Cook worried one demand would lead to many more, because once created, a technique can be used again and again. And like Lieu, he was concerned once the government extended its reach regarding privacy, what would stop it going further? “The government could extend this breach of privacy and demand that Apple build surveillance software to intercept your messages, access your health records or financial data, track your location, or even access your phone’s microphone or camera without your knowledge,” he said.

That might sound alarmist, but this latest attack on privacy is just the latest skirmish in a battle that’s raged with increasing intensity in recent months. US states have introduced bills that aim to prohibit the sale of devices with unbreakable encryption. In the UK, Home Secretary Theresa May claims authorities don’t want to ban end-to-end encryption, nor even receive a key to said encryption. But they do ‘just’ want data made available in readable form on demand, which, you might notice, is incompatible with end-to-end encryption.

This circular illogic is increasingly twinned with emotionally charged justifications. Politicians talk of dealing with terrorists, paedophiles and human traffickers. If only these stubborn, obstructive technology companies would do what governments want, a magic wand would be waved, and the world would be safe.

Tabloids become apoplectic with fury. Apple’s commitment to safeguarding data and belief that “the contents of your iPhone are none of [Apple’s] business” (thereby ensuring even Apple can’t access them) count for nothing when editors desperate for eyeballs scream about the horrors of the world and pin them on locked iPhones. And this leaks through to those who have suffered tragedy, such as murdered Fusilier Lee Rigby’s uncle weighing in on the Apple case, saying the company is “protecting a murderer’s privacy at the cost of public safety”.

He reasoned if a court issued a warrant to search a house, people wouldn’t complain, and so why should a smartphone be any different? But emotion must not cloud reason, as unsympathetic as that might seem.

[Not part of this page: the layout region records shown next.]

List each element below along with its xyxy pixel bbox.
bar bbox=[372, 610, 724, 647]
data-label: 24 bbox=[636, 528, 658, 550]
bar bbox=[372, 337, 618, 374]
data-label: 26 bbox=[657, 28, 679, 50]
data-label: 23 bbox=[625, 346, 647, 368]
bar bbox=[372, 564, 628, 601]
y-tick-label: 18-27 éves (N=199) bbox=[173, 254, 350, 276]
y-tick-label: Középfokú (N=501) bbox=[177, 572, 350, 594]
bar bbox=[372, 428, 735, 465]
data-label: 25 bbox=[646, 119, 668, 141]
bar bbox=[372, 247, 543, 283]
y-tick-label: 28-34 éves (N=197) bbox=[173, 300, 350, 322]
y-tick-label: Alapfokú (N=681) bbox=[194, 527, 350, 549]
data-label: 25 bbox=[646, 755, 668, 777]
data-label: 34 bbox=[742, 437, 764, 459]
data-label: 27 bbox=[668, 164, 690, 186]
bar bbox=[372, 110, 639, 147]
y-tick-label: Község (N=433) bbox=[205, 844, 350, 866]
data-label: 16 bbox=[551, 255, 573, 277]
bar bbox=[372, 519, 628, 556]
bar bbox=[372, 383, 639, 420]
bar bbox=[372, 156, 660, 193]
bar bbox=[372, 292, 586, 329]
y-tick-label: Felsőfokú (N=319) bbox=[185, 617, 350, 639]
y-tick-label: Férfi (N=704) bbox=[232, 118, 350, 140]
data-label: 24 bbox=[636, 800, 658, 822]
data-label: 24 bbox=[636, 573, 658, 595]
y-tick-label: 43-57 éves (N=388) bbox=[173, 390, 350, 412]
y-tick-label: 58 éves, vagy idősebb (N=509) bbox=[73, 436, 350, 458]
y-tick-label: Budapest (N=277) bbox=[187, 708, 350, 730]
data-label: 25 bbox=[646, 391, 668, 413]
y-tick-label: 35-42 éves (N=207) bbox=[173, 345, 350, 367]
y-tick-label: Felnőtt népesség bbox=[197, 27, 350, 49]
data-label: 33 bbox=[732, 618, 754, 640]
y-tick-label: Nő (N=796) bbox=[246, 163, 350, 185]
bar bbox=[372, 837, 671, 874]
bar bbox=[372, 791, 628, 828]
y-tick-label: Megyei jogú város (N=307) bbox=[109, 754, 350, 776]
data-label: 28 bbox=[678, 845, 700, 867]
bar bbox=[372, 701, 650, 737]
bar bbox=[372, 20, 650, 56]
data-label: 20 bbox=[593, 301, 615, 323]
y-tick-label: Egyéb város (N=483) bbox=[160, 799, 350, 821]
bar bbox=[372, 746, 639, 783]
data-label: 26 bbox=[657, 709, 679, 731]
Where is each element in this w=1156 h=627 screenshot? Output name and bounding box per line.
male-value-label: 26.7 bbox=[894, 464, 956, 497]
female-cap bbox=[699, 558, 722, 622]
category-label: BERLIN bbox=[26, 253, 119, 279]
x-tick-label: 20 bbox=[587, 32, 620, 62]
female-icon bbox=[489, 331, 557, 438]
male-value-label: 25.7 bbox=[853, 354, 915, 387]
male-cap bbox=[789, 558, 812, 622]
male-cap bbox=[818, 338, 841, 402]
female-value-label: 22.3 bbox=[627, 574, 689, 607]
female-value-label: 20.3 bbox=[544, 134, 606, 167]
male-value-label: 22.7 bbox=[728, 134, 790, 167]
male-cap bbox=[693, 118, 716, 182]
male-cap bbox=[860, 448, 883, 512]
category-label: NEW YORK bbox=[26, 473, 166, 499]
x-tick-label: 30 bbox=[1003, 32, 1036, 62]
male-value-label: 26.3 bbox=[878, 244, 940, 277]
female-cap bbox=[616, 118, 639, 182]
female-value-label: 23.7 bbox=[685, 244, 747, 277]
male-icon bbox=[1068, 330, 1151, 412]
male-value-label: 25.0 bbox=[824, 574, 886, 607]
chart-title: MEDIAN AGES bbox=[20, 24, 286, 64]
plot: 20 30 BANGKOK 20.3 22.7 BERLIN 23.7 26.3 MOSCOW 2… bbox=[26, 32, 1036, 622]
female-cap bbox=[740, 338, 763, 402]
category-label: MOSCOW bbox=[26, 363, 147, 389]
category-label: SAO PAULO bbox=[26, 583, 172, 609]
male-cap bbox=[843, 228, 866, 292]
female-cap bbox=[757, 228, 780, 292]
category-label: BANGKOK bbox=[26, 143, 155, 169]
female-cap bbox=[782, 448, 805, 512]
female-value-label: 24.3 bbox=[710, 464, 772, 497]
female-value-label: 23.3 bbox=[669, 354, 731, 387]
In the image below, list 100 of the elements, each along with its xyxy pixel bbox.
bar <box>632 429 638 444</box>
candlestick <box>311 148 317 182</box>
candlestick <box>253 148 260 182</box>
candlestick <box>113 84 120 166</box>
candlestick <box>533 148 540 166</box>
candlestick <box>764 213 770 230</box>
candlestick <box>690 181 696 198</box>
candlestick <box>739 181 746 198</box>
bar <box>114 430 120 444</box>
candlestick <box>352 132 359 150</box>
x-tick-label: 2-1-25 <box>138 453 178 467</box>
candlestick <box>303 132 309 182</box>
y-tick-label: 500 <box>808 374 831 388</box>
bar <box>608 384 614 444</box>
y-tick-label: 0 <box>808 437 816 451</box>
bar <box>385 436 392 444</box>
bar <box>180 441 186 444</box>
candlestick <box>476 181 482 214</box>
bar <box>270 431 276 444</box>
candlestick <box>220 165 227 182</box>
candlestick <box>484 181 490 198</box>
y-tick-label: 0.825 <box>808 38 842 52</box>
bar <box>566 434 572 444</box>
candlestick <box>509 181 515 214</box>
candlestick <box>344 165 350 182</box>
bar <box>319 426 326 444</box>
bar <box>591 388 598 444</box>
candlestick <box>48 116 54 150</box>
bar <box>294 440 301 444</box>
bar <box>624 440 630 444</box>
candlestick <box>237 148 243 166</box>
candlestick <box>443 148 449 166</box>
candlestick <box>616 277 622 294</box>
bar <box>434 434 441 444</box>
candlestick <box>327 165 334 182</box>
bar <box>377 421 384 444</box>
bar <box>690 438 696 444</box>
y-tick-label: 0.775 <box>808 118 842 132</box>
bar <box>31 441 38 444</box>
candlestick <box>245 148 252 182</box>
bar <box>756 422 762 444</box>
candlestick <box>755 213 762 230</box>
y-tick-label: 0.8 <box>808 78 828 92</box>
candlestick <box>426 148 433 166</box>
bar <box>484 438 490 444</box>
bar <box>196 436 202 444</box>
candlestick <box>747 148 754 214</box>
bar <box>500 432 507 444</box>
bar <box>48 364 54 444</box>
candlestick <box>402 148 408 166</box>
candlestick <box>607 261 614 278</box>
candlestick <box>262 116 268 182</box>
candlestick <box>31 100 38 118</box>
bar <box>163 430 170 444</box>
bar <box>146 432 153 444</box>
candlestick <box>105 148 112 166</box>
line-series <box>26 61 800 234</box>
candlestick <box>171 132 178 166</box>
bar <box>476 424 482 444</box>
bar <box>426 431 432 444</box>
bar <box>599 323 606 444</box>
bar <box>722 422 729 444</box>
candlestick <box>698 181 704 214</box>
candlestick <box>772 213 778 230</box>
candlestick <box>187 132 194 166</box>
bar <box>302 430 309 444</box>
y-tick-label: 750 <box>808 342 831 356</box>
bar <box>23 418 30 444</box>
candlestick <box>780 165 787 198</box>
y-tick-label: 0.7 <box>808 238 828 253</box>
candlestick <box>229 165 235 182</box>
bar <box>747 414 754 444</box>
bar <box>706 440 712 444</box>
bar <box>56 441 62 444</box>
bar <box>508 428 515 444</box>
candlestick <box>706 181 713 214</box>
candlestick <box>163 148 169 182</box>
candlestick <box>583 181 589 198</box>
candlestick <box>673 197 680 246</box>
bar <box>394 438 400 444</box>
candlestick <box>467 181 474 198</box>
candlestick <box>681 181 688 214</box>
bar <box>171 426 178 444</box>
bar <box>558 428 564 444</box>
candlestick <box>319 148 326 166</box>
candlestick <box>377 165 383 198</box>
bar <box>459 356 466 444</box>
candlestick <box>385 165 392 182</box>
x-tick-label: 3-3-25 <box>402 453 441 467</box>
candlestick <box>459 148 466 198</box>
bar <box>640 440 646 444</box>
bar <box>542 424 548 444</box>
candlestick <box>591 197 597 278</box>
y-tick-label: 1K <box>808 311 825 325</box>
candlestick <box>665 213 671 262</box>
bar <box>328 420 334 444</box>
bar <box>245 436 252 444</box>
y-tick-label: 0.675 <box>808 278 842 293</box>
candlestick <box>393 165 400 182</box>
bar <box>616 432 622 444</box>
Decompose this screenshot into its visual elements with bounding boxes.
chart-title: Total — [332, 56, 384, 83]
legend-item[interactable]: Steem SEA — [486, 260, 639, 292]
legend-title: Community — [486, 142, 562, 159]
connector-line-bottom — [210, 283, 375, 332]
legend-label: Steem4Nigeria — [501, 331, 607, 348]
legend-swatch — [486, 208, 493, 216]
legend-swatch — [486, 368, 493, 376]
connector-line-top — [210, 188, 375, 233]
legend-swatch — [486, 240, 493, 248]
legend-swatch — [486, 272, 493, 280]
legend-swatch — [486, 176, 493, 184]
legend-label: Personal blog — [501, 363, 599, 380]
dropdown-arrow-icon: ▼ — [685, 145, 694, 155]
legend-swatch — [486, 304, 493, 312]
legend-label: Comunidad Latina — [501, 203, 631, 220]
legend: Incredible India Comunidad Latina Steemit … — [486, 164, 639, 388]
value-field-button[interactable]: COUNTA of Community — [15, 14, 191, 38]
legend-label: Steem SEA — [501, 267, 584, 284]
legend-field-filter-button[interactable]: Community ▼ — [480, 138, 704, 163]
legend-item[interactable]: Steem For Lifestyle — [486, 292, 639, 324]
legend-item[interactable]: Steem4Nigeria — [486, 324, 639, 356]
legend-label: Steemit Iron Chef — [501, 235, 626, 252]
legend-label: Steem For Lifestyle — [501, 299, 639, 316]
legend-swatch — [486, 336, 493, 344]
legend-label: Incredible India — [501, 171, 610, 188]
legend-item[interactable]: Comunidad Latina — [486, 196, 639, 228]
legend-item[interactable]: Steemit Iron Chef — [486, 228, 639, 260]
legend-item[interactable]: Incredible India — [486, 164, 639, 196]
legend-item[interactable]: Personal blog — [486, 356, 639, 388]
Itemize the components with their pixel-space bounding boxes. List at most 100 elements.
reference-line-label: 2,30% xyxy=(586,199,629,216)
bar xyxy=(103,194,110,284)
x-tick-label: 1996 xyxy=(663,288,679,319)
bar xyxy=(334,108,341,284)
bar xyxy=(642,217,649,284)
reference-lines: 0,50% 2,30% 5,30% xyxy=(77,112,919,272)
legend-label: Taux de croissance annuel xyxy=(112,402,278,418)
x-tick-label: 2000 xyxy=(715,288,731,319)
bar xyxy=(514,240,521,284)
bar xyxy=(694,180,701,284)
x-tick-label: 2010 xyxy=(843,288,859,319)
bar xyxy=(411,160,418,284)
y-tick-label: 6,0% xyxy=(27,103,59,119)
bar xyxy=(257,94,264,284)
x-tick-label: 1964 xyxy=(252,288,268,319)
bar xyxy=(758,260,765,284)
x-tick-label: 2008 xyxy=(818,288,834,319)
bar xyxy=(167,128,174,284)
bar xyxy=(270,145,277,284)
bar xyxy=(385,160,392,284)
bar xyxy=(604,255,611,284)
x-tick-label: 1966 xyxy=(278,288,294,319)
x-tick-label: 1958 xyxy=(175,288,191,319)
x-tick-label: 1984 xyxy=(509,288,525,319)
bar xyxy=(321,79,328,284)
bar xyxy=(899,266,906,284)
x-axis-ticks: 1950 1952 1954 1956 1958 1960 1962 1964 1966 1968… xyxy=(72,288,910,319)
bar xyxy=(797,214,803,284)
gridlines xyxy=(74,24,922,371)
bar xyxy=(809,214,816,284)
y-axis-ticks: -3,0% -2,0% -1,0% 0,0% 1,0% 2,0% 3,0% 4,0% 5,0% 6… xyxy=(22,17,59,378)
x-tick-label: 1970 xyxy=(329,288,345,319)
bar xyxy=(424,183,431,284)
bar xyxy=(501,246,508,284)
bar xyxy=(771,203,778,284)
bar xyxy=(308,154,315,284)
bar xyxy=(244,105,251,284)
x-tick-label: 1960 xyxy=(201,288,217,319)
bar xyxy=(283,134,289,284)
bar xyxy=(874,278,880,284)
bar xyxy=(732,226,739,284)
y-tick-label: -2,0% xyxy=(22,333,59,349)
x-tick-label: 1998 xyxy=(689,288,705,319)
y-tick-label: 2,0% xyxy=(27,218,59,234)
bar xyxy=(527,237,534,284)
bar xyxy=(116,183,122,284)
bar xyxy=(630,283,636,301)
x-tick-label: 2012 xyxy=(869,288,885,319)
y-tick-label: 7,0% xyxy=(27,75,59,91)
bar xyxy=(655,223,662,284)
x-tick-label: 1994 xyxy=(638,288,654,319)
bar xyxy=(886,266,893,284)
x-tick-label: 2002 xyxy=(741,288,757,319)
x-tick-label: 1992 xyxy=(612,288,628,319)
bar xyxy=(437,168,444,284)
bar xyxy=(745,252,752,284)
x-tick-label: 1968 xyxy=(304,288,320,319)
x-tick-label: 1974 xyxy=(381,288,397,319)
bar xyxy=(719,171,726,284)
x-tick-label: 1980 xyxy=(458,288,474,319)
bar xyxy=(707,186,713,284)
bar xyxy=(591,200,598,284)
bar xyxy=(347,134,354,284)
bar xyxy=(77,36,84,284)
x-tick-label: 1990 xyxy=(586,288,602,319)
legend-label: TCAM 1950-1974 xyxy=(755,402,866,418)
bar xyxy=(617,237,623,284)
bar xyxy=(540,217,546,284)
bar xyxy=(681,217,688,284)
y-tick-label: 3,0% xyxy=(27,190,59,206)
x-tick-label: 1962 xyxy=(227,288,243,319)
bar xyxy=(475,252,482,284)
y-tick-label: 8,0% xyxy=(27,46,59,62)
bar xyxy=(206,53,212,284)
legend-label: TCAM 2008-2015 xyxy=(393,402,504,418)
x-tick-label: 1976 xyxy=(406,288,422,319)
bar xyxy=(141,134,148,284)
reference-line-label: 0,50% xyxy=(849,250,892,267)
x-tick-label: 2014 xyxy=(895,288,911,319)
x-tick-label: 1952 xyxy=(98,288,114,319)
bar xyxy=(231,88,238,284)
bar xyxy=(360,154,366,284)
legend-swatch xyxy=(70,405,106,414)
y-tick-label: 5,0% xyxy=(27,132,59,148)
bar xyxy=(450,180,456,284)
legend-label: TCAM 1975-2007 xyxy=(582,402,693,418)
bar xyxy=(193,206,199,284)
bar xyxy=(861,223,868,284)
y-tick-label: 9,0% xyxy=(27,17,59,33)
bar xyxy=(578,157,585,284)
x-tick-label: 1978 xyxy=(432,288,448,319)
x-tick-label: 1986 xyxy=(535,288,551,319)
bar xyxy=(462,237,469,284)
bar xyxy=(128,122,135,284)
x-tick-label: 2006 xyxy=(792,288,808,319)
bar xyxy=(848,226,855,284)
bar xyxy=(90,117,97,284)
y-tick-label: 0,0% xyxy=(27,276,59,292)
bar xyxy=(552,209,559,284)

Cook said a digital key left under the doormat would not just be there for the good guys — the bad guys would find it too. In other words, this isn’t like opening a single house to police, but potentially many millions of houses to anyone with the skills to find and utilise a skeleton key that could be duplicated and sent worldwide in an instant.

Whatever your thoughts on Apple, the company has taken a brave and just stance. It could have complied in silence, and no-one would have known any different. But Apple didn’t keep quiet, and instead is fighting for the future of digital privacy — your digital privacy; this despite risking alienation due to the crime the order it’s resisting relates to.

No doubt we’ll hear politicians and tabloids continue to yell that ‘something must be done’. But what must be done is stopping politicians and governments using atrocities as an excuse to erode civil liberties. As Cook said, we can have security measures without trampling on privacy rights. And that is common sense.